Prologis, the company building the facility, says it has done everything by the book.

The vacant Kmart on Northeast Sandy Boulevard, after fire. (Anthony Effinger)

The long-running fight over a shipping warehouse in the Argay Terrace neighborhood intensified this week as a group of environmental organizations called on the Oregon Land Use Board of Appeals to review the city of Portland’s decision to issue building permits for the project.

Neighbors for Clean Air, 1000 Friends of Oregon, and the Northwest Environmental Defense Center filed the petition with LUBA on Monday to stop San Francisco-based Prologis from building the warehouse on the site of the old Kmart on Northeast 122nd Avenue.

Throughout the battle, which began in 2022, Argay residents have argued that the facility’s 37 new loading bays would drive more freight-truck traffic into a neighborhood that’s already blighted by it. The area just north of the site, across Sandy Boulevard, is lined with shipping warehouses. This one would be built south of Sandy, bordering apartment complexes, houses and schools.

“The city has repeatedly failed to ensure off-site impacts would be addressed before issuing the permits,” said Annette Stanhope, chair of the Historic Parkrose Neighborhood Association. “For over two years, our concerns about the negative impacts from the Prologis development, including diesel truck pollution and increased semi-truck traffic near our students’ schools, still have not been evaluated and addressed. LUBA is our last opportunity to have the community’s voice heard before this facility is completed.”
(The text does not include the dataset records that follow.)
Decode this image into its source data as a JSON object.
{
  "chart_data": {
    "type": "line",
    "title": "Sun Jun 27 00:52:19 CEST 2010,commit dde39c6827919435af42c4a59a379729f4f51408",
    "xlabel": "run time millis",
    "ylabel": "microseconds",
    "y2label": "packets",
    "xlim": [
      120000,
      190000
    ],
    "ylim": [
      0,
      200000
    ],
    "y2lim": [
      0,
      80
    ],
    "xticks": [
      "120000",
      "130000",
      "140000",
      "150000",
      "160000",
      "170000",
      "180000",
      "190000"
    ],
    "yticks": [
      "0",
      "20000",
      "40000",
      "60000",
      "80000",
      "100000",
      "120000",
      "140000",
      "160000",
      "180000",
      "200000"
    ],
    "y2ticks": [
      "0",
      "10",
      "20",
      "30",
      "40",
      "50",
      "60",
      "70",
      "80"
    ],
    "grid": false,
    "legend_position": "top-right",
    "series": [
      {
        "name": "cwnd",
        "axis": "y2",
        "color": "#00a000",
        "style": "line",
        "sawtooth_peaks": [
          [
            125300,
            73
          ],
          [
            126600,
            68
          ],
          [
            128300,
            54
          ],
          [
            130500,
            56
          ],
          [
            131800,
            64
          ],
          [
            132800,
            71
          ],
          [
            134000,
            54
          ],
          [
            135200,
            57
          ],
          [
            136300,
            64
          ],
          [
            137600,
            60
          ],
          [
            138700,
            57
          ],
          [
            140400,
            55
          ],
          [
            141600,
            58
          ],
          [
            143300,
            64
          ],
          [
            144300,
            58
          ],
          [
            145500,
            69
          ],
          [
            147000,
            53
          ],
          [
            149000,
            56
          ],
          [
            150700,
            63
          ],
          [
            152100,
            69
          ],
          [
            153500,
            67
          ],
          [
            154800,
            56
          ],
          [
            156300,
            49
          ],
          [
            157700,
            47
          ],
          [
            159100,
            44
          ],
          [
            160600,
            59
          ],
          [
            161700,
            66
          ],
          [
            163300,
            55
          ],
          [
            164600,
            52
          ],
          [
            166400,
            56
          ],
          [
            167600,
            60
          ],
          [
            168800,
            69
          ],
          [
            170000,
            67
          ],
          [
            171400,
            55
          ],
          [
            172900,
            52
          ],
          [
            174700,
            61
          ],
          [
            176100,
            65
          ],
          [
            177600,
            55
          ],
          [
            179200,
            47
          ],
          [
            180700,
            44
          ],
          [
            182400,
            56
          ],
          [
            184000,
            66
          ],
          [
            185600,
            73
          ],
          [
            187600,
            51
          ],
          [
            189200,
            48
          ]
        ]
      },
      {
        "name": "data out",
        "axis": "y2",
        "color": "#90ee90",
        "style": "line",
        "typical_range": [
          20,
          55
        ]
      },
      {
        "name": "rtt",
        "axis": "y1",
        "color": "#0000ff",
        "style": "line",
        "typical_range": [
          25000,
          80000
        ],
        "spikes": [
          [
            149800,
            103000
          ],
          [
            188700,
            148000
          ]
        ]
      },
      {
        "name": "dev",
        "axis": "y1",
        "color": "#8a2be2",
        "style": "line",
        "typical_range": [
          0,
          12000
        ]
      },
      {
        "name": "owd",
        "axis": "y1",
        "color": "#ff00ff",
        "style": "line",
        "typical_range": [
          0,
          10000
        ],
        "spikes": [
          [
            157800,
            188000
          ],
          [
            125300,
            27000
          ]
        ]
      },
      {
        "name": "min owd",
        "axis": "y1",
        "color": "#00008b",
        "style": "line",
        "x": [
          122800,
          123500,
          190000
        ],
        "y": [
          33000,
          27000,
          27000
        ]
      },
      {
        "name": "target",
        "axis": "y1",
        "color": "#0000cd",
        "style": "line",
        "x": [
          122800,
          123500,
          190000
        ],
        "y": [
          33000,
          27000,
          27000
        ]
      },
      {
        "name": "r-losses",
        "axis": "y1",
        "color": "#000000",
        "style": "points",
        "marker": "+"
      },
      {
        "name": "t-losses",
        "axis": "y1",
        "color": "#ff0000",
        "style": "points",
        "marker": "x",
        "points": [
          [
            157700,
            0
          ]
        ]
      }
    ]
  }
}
Prologis said in a statement: “We have worked cooperatively with the city and the community for over two years on this project and believe that the LUBA appeal has no basis. Throughout this process, we have followed all government requirements and stayed in close communication with the city.”

Prologis is at work on the site. The company has torn down the remains of the old Kmart, which caught fire last July, sending blackened pieces of insulation flying around East Portland.